Sta. Brígida ou Brígida de Kildare, conhecida na Irlanda como Naomh Bhríde, é celebrada no 1° de Fevereiro, que no calendário celta coincide com o festival do Imbolc. Esta celebração ancestral, não marca apenas o início da Primavera, mas simboliza a renovação da Natureza e da esperança. St. Brigit personifica esse renascimento.
E nesta altura perguntam vocês: “porque é que é conhecida como Brígida de Kildare?”
Respondo:
Porque fundou vários mosteiros, nomeadamente o duplo mosteiro de Kildare, uma experiência pioneira (?), que recebia tanto monges como freiras, um dos mais prestigiados da Irlanda e famoso em toda a Europa, conhecido pela sua escola, hospedaria e oficina artesanal.

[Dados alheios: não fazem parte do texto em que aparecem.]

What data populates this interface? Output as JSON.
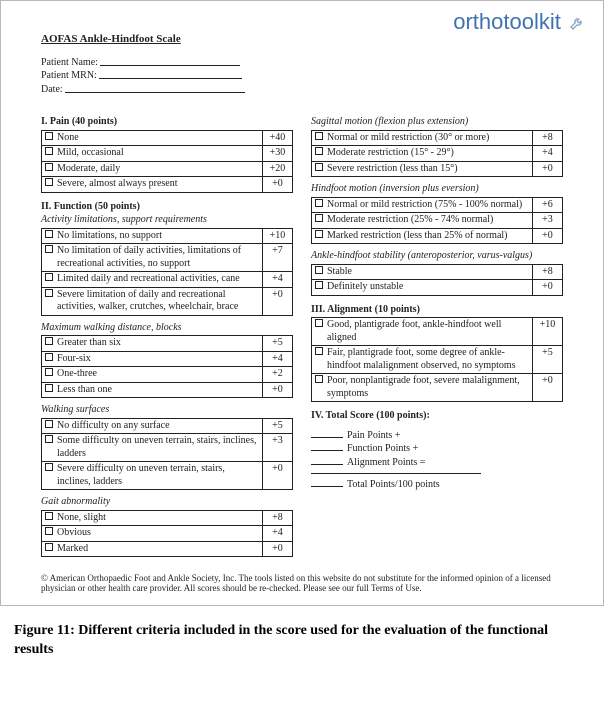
{
  "logo_text": "orthotoolkit",
  "title": "AOFAS Ankle-Hindfoot Scale",
  "patient_fields": {
    "name_label": "Patient Name:",
    "mrn_label": "Patient MRN:",
    "date_label": "Date:"
  },
  "left": {
    "pain": {
      "heading": "I. Pain (40 points)",
      "rows": [
        {
          "label": "None",
          "pts": "+40"
        },
        {
          "label": "Mild, occasional",
          "pts": "+30"
        },
        {
          "label": "Moderate, daily",
          "pts": "+20"
        },
        {
          "label": "Severe, almost always present",
          "pts": "+0"
        }
      ]
    },
    "function_heading": "II. Function (50 points)",
    "activity": {
      "subtitle": "Activity limitations, support requirements",
      "rows": [
        {
          "label": "No limitations, no support",
          "pts": "+10"
        },
        {
          "label": "No limitation of daily activities, limitations of recreational activities, no support",
          "pts": "+7"
        },
        {
          "label": "Limited daily and recreational activities, cane",
          "pts": "+4"
        },
        {
          "label": "Severe limitation of daily and recreational activities, walker, crutches, wheelchair, brace",
          "pts": "+0"
        }
      ]
    },
    "walkdist": {
      "subtitle": "Maximum walking distance, blocks",
      "rows": [
        {
          "label": "Greater than six",
          "pts": "+5"
        },
        {
          "label": "Four-six",
          "pts": "+4"
        },
        {
          "label": "One-three",
          "pts": "+2"
        },
        {
          "label": "Less than one",
          "pts": "+0"
        }
      ]
    },
    "surfaces": {
      "subtitle": "Walking surfaces",
      "rows": [
        {
          "label": "No difficulty on any surface",
          "pts": "+5"
        },
        {
          "label": "Some difficulty on uneven terrain, stairs, inclines, ladders",
          "pts": "+3"
        },
        {
          "label": "Severe difficulty on uneven terrain, stairs, inclines, ladders",
          "pts": "+0"
        }
      ]
    },
    "gait": {
      "subtitle": "Gait abnormality",
      "rows": [
        {
          "label": "None, slight",
          "pts": "+8"
        },
        {
          "label": "Obvious",
          "pts": "+4"
        },
        {
          "label": "Marked",
          "pts": "+0"
        }
      ]
    }
  },
  "right": {
    "sagittal": {
      "subtitle": "Sagittal motion (flexion plus extension)",
      "rows": [
        {
          "label": "Normal or mild restriction (30° or more)",
          "pts": "+8"
        },
        {
          "label": "Moderate restriction (15° - 29°)",
          "pts": "+4"
        },
        {
          "label": "Severe restriction (less than 15°)",
          "pts": "+0"
        }
      ]
    },
    "hindfoot": {
      "subtitle": "Hindfoot motion (inversion plus eversion)",
      "rows": [
        {
          "label": "Normal or mild restriction (75% - 100% normal)",
          "pts": "+6"
        },
        {
          "label": "Moderate restriction (25% - 74% normal)",
          "pts": "+3"
        },
        {
          "label": "Marked restriction (less than 25% of normal)",
          "pts": "+0"
        }
      ]
    },
    "stability": {
      "subtitle": "Ankle-hindfoot stability (anteroposterior, varus-valgus)",
      "rows": [
        {
          "label": "Stable",
          "pts": "+8"
        },
        {
          "label": "Definitely unstable",
          "pts": "+0"
        }
      ]
    },
    "alignment": {
      "heading": "III. Alignment (10 points)",
      "rows": [
        {
          "label": "Good, plantigrade foot, ankle-hindfoot well aligned",
          "pts": "+10"
        },
        {
          "label": "Fair, plantigrade foot, some degree of ankle-hindfoot malalignment observed, no symptoms",
          "pts": "+5"
        },
        {
          "label": "Poor, nonplantigrade foot, severe malalignment, symptoms",
          "pts": "+0"
        }
      ]
    },
    "totals": {
      "heading": "IV. Total Score (100 points):",
      "lines": [
        "Pain Points +",
        "Function Points +",
        "Alignment Points ="
      ],
      "final": "Total Points/100 points"
    }
  },
  "footer": "© American Orthopaedic Foot and Ankle Society, Inc. The tools listed on this website do not substitute for the informed opinion of a licensed physician or other health care provider. All scores should be re-checked. Please see our full Terms of Use.",
  "caption_strong": "Figure 11: Different criteria included in the score used for the evaluation of the functional results",
  "colors": {
    "logo": "#3f73b1",
    "text": "#222222",
    "border": "#b8b8b8"
  }
}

A actual Catedral de Kildare, County Meath, teve origem na igreja original do Mosteiro. Digo-vos que não será um passeio perdido se a quiserem ir visitar e perceber a sua história, as diversas reconstruções e acrescentos.
Talvez de todas as histórias e lendas que se pode ler acerca desta Santa, escolho uma, até para saberem da simbologia que está por detrás da “Cruz de Brígida”, vendida hoje, em forma de colares, anéis etc.
Conta-se que estando sentada junto à cama de um pagão moribundo, Brígida consolou o homem com histórias de Deus, nomeadamente a história do sofrimento de Cristo morrendo na cruz, e que, improvisando, ela usou as palhas que se encontravam no chão para tecer uma cruz.
Um segredo não confirmado mas que faz sentido: há quem afirme que Sta. Brígida é a Santa dos Cuidadores, pela sua bondade e cuidados aos pobres e doentes, ou como disse acima, em associação à deusa Brigid, ao poder da cura.
Sendo ou não a padroeira dos Cuidadores, realço que a luz da esperança que Santa Brígida trouxe à história irlandesa ainda brilha nos corações daqueles dedicados à nobre tarefa de cuidar. Assim como as palhas tecidas por suas mãos formaram a Cruz de Brígida, o legado dela continua a entrelaçar-se nas vidas dos cuidadores, tornando-a uma guia eterna para os que oferecem compaixão e cuidados aos que necessitam.
Se, como eu, preferirem a versão menos cristianizada da “coisa”, o sentido poético da luz mantém-se. Não esqueçam que a deusa Brigid celebra a transição dos dias escuros do Inverno para a luminosidade dos dias primaveris, representando não apenas a renovação na natureza, mas também a cura ou os cuidados para o alívio do sofrimento.
Desejo-vos um óptimo feriado e que ele seja uma celebração do serviço dedicado dos cuidadores, inspirados pelo exemplo luminoso destas duas figuras.